Karen is a 14 year veteran at an upstate New York college where she writes and edits end-user documentation to educate faculty and staff in computer software. She has been involved with software training for over 17 years, is experienced in producing training videos, blogs about technology, and creates instructional material for her day job. One of her passions is figuring things out. Her favorite motto is IBM’s old one word slogan: THINK.

4 Comments

  1. Great tip for those who miss Quick Launch. I don’t miss Quick Launch for a minute. I keep the programs I use locked to my taskbar, and those I use often, but not constantly are on the Quick Start menu accessed by the Start key. It’s often faster to type the first few letters in the Search field on the Start Menu. My cursor automatically goes there, an the program usually shows up above by the time I’m on the fourth letter. The only time I search through All Programs is the rare occasion when I don’t remember an app’s name. I’ve deleted most desktop shortcuts and hidden the rest. Doesn’t matter. My desktop is always covered with open windows, so desktop shortcuts are useless to me.
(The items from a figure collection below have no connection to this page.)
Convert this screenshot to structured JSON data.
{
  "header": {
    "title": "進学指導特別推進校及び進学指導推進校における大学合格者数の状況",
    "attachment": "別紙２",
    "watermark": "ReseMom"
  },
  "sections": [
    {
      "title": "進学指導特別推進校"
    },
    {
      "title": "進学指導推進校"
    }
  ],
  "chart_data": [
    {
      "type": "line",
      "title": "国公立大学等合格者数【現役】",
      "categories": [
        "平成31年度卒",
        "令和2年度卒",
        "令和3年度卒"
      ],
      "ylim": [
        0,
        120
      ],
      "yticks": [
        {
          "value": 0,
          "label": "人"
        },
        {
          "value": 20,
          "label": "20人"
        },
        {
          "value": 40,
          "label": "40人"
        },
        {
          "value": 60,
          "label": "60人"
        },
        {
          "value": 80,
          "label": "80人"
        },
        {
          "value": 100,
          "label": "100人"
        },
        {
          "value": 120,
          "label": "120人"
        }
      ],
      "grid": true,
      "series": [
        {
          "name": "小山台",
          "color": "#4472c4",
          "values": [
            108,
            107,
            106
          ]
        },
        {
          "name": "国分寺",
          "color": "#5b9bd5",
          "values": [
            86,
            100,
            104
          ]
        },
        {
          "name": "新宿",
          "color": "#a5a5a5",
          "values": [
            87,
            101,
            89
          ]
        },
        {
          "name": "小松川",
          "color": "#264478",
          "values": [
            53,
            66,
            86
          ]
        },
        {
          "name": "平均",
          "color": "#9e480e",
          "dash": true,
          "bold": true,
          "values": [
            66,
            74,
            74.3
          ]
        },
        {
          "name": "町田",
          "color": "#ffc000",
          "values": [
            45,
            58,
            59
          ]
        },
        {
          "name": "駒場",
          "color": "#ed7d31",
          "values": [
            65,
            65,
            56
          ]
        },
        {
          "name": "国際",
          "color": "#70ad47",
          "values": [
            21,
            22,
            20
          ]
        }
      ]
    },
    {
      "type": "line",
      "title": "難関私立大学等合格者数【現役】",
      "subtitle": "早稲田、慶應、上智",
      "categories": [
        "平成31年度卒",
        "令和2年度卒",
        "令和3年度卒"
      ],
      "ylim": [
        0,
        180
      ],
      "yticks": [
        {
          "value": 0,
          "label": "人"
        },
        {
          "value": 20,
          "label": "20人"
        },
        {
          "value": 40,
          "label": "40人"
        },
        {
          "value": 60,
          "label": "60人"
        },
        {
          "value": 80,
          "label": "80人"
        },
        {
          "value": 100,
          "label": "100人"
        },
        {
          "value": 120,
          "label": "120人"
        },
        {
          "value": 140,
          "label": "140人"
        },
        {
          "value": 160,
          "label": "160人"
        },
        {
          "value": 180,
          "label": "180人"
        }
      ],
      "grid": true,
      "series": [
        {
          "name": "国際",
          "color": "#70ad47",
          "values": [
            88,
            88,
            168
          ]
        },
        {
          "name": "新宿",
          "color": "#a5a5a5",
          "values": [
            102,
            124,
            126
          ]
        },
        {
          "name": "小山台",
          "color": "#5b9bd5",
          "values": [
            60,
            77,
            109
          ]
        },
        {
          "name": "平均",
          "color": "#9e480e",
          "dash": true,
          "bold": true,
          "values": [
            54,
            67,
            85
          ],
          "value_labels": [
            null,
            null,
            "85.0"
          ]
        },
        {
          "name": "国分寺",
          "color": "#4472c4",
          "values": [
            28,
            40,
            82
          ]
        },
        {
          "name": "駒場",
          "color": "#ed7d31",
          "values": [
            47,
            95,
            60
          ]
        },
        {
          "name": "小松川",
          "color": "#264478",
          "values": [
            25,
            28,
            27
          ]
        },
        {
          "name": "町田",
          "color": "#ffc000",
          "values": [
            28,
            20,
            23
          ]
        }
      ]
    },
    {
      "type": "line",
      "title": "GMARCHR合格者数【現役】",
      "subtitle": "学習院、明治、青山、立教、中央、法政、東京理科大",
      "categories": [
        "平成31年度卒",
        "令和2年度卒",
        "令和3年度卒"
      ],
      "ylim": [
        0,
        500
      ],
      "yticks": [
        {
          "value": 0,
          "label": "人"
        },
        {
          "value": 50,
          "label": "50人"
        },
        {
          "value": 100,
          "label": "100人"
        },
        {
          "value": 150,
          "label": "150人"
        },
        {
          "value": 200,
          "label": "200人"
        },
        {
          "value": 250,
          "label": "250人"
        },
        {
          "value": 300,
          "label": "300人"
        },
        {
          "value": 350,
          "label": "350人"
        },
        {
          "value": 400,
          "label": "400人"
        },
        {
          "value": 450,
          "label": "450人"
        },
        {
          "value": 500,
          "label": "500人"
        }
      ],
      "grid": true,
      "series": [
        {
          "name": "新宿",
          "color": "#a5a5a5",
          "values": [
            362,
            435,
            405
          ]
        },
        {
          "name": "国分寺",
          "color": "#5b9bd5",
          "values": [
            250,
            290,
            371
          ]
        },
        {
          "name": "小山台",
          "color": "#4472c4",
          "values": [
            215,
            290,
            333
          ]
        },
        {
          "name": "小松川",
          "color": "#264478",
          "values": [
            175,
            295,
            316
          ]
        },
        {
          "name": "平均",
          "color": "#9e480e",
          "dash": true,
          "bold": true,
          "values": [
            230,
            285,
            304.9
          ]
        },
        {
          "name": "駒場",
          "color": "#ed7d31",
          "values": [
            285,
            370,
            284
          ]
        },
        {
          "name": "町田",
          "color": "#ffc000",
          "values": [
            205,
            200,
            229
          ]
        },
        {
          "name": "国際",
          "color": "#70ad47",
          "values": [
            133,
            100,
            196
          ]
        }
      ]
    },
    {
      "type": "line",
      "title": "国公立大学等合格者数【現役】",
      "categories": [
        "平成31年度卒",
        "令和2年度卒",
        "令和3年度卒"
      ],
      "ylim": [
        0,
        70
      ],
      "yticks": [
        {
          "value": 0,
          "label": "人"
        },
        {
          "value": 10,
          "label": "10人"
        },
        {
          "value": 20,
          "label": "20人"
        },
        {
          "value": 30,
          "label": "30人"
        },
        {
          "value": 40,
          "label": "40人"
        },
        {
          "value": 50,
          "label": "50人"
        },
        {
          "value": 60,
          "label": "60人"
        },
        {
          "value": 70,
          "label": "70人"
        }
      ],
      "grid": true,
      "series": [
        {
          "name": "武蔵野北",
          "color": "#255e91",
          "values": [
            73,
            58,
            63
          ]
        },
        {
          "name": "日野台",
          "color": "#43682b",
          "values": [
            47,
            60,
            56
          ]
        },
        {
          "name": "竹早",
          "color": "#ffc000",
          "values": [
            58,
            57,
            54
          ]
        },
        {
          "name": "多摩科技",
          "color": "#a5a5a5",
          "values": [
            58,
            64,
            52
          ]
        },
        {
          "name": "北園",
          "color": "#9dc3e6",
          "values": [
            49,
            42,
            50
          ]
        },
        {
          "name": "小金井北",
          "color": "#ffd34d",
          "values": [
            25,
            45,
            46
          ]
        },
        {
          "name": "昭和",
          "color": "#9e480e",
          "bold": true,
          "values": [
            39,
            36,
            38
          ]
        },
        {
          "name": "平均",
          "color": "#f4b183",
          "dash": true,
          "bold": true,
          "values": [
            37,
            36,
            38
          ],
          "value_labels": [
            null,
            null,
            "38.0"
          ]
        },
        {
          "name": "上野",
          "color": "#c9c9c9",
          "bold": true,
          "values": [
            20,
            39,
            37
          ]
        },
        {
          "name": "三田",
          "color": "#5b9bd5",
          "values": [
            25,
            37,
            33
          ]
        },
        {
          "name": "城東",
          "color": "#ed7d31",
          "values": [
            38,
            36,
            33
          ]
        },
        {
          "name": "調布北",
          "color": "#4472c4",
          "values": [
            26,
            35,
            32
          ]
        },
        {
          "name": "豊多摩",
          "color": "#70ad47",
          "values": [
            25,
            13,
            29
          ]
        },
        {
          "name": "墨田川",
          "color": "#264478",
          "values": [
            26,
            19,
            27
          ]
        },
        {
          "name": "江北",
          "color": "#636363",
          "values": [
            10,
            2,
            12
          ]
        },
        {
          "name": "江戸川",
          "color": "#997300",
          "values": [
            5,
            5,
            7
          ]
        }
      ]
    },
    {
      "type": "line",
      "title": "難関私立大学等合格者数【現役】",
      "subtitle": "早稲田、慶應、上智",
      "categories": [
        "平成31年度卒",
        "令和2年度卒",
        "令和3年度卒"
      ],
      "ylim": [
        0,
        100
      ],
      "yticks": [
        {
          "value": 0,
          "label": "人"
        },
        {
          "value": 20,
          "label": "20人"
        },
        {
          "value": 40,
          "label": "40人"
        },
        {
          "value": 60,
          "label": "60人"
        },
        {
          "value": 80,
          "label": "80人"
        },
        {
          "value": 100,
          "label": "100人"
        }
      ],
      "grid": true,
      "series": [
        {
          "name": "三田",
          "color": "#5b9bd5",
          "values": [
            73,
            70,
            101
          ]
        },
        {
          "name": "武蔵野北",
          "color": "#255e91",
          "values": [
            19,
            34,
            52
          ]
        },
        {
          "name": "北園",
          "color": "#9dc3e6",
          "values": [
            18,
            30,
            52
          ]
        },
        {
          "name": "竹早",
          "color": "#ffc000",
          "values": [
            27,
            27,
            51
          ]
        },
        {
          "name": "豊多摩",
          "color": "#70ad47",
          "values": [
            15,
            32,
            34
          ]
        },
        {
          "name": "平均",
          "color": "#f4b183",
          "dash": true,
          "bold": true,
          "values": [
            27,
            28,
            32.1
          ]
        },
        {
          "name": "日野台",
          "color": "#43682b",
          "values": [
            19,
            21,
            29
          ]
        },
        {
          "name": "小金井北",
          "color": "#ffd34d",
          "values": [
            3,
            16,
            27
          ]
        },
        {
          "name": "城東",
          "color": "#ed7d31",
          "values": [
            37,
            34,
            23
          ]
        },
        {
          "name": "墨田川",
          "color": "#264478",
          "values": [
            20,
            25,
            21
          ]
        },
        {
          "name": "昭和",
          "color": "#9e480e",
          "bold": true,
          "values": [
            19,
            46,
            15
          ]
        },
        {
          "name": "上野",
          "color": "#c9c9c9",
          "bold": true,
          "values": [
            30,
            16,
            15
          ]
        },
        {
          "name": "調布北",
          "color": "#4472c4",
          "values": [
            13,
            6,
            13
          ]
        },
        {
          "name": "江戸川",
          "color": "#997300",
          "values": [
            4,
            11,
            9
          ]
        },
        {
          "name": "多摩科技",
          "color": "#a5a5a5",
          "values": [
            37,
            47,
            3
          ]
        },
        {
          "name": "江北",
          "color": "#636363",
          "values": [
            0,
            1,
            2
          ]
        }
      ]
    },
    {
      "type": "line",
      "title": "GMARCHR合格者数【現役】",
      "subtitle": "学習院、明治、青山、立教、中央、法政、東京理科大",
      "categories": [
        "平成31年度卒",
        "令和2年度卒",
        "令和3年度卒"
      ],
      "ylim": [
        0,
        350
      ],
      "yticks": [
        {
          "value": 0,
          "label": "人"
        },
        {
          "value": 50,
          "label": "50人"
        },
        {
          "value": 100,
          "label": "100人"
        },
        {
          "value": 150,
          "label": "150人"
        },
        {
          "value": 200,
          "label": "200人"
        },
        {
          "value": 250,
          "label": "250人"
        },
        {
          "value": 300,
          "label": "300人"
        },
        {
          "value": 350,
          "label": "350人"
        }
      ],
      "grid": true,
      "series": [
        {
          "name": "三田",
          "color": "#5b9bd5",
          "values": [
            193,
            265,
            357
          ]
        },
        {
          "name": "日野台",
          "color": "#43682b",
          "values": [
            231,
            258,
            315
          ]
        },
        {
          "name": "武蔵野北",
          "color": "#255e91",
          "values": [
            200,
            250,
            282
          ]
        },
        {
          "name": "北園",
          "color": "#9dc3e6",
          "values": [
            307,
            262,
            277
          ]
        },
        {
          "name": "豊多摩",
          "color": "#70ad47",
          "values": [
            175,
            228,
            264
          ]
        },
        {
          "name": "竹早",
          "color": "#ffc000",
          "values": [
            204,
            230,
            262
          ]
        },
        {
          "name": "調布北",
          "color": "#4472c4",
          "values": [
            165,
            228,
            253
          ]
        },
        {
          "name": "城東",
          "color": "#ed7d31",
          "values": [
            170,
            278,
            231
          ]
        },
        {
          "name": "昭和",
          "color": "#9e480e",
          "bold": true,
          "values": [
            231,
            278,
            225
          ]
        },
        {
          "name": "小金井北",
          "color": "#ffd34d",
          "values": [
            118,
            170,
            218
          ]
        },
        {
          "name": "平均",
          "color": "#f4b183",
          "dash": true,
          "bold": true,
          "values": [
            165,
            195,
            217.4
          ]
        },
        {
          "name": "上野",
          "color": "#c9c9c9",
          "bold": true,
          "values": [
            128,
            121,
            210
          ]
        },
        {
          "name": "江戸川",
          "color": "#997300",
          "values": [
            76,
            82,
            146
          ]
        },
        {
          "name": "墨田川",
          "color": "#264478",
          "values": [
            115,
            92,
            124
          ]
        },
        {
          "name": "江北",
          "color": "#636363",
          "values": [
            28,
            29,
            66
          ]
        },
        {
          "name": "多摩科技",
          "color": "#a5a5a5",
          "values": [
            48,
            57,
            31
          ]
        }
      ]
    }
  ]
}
  2. Great tip Karen.But as an XP and 7 user,I’ve not seen the difference between the old Quick Launch and the items pinned to the Task Bar functionality wise.Both require a single click to open a program,so what’s the difference I’m not seeing here?

    • The difference between the Quick Launch Bar and simply pinning programs/shortcuts to the Task Bar is that the Quick Launch Bar only takes up one space! I have 10 programs and other shortcuts in my Quick Launch Bar, which would take up a lot of real estate on the Task Bar if all were pinned separately!

  3. There’s a 100 ways to skin a shortcut in Windows. Using the Quick Launch toolbar is just one of them. I put MS Office apps in the Start Menu, most frequently used shortcuts in the Quick Launch and miscellaneous stuff on my desktop. I found that when you pin shortcuts to the Taskbar, they blend in with programs (icons) that are open on the Taskbar. I also grew accustomed to the QL in the prior version of Windows. To each his/her own! It’s good to have options, eh?